Comparing Employment with the Great Depression

Comparing Employment with the Great Depression
David Schlecht

With the games that our government is constantly playing with the unemployment numbers, it’s impossible to get the real numbers and also impossible to compare today’s Great Recession with the Great Depression of the 30s.

Some of the many games is we no longer count the homeless, we don’t count the unemployed who don’t show up in the census. We often don’t even count those who have exceeded their 99 weeks of benefits. We don’t count those who are under employed, or those who are flipping burgers with a BS degree. Anything to make the numbers look better, and our government is using it.

One way to compare the depth of the current disaster with the last Republican Great Disaster is to compare changes in GDP, our Gross Domestic Product. This is the calculated value of the goods and services produced by the country.

Why should we compare these? These numbers show, not just how much we produce, but how much we’re working. The GDP goes up for reasons other than employment, but it’s a good general indicator.

Here is a graph showing the relative changes in GDP over the past recessions.

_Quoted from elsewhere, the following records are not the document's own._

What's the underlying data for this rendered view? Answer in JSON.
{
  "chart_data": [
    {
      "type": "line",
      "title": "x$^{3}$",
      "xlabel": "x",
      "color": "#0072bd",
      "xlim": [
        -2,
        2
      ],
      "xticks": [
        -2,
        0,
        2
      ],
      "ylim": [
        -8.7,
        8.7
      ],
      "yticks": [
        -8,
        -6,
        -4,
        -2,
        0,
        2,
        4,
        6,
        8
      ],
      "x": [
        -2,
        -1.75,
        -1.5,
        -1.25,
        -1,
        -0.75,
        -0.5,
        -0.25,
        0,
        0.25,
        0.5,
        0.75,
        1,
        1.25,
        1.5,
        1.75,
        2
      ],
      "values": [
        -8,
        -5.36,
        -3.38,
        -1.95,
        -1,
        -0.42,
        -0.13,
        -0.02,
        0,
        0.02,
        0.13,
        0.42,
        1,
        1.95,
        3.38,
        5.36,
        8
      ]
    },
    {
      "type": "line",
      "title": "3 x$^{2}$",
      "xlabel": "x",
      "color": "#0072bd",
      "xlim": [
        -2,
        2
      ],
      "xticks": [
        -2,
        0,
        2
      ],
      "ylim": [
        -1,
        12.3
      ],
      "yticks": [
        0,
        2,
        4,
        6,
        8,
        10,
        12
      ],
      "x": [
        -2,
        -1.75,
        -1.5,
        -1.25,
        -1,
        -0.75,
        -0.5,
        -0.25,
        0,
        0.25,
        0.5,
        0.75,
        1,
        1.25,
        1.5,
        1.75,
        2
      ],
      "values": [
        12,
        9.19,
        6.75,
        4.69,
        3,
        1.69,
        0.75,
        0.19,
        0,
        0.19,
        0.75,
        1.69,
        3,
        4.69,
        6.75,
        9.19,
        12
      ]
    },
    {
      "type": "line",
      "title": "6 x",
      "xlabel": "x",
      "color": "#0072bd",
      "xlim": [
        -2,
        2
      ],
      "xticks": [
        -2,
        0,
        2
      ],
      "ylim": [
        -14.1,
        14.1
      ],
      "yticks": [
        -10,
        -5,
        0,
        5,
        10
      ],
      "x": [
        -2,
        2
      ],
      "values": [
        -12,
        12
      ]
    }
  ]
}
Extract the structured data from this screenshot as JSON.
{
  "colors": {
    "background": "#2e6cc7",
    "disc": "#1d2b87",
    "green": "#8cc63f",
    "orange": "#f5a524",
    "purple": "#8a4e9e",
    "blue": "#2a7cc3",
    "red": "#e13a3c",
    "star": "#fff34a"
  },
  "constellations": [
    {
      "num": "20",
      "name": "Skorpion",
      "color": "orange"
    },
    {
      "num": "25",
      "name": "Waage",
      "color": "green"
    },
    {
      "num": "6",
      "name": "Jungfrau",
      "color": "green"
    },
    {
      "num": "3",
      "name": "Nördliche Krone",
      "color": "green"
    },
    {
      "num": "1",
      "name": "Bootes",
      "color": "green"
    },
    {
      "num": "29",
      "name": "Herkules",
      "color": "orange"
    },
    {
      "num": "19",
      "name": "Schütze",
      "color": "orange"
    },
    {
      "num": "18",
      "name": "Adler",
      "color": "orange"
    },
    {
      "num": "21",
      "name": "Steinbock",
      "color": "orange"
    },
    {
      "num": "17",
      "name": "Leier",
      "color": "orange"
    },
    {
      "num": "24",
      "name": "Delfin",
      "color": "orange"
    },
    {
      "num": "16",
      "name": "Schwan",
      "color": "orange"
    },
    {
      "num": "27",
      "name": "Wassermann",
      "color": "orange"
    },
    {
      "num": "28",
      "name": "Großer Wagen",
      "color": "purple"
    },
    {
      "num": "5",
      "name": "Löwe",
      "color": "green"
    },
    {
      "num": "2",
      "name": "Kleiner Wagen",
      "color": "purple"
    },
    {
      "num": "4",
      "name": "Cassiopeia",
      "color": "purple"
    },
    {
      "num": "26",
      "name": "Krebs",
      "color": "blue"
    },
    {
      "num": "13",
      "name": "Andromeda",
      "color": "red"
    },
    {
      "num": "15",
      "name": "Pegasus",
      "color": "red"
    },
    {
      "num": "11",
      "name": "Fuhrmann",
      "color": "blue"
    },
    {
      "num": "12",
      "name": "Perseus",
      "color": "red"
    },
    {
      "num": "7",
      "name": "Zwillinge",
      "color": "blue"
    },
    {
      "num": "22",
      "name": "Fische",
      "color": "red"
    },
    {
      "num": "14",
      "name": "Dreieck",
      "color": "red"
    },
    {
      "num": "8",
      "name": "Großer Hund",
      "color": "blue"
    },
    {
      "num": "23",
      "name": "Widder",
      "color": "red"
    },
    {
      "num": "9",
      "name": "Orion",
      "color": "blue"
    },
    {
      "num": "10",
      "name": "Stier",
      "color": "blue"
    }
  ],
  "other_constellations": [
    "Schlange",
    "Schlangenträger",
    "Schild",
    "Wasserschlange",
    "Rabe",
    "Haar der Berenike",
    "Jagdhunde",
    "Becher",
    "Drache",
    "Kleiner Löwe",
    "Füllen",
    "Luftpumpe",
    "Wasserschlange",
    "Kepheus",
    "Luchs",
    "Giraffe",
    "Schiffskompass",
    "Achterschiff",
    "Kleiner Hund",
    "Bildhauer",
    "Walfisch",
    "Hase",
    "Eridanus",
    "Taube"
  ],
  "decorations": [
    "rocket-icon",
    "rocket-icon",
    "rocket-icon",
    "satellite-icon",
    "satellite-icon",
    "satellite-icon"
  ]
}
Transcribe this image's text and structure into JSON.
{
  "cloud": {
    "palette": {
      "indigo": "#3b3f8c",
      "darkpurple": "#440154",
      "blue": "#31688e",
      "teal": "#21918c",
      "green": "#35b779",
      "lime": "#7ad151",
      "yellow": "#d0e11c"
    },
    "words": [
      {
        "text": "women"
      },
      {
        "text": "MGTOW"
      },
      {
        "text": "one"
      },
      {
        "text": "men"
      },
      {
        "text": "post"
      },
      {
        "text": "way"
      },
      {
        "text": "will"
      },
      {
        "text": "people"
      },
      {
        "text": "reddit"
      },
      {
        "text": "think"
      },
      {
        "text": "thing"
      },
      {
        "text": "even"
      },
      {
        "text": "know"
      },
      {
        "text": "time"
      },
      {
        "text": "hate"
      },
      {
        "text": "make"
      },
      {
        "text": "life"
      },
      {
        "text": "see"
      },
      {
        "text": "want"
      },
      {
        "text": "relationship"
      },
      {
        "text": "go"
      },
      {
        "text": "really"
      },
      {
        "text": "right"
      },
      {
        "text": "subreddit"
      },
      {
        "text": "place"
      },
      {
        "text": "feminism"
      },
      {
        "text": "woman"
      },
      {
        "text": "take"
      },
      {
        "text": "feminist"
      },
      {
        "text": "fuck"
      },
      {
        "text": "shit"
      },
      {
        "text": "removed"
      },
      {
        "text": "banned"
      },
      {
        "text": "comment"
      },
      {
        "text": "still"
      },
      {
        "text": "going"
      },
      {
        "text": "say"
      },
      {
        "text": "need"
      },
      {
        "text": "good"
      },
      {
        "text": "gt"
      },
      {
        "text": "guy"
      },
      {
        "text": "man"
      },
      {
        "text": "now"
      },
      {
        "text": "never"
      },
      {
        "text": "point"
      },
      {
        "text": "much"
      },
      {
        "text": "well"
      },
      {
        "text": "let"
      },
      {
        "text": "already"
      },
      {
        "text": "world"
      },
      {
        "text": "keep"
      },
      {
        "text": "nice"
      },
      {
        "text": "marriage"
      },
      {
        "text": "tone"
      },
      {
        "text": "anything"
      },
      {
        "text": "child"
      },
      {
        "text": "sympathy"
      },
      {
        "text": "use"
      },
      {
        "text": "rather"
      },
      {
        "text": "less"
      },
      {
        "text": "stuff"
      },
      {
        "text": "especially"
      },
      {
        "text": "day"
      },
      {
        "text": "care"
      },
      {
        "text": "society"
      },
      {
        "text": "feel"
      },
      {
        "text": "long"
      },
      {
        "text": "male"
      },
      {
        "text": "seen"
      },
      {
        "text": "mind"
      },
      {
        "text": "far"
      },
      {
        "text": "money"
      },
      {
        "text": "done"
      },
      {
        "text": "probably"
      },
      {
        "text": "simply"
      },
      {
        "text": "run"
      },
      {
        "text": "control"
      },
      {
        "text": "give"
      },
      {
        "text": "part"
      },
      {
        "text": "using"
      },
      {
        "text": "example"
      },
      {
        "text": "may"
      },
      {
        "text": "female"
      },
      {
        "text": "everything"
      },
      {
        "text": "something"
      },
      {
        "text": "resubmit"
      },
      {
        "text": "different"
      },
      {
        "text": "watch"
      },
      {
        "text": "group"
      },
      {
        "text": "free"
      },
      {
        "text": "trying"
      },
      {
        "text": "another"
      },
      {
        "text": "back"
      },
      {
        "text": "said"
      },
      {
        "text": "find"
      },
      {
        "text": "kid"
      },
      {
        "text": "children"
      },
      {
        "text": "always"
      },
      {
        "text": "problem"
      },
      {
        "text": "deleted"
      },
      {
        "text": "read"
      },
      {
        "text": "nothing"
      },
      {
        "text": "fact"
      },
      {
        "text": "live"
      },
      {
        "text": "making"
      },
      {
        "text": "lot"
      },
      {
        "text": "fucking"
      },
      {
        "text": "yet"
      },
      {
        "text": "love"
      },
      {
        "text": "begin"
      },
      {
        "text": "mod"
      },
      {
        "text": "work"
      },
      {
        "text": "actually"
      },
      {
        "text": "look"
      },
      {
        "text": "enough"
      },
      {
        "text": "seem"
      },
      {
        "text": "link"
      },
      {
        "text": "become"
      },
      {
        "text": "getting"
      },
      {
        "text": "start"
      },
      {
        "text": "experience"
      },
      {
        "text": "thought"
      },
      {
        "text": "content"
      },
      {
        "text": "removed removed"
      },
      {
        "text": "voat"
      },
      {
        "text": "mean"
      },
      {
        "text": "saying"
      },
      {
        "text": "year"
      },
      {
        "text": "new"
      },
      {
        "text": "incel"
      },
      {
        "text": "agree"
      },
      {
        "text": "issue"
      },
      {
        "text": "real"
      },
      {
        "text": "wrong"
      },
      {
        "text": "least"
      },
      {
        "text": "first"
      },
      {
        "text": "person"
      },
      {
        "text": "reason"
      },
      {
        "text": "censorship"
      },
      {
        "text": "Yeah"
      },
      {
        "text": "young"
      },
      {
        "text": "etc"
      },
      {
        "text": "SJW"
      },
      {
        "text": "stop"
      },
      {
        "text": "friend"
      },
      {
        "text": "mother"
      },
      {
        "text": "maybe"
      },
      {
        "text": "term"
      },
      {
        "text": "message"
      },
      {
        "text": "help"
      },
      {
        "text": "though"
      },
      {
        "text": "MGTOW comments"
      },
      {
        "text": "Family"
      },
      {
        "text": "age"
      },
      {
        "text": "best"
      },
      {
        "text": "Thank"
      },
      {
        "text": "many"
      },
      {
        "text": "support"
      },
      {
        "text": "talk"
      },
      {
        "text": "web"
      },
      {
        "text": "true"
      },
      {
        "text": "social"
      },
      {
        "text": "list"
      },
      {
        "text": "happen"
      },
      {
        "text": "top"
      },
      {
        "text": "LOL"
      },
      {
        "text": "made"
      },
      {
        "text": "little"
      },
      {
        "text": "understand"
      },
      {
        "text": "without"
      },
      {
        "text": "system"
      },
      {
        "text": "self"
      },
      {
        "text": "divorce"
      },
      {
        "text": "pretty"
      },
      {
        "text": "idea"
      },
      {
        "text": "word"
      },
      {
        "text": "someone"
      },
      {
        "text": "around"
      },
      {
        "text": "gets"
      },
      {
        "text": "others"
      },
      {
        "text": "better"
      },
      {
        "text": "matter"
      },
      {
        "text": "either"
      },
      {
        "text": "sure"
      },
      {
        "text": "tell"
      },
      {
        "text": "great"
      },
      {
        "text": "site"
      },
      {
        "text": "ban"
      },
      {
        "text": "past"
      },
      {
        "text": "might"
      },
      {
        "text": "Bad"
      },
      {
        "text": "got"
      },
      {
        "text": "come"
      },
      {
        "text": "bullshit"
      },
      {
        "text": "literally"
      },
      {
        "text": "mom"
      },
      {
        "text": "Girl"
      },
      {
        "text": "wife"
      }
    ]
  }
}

Changes in GDP in the past recessions

What you should pay close attention to is the length of time it takes to get back to normal GDP output, or in other words, back to normal employment.

Considering that we’re nowhere near back to normal in GDP, we can conclude that we are nowhere near back to normal in employment. Believe me, 8% is nowhere near the real rateĀ  of unemployment.

And, considering that we haven’t even touched fixing the issues that triggered the current recession, and that we’re nowhere near putting Humpty Dumpty back together, perhaps we should hold on to our hats, or better yet, our wallets a while longer.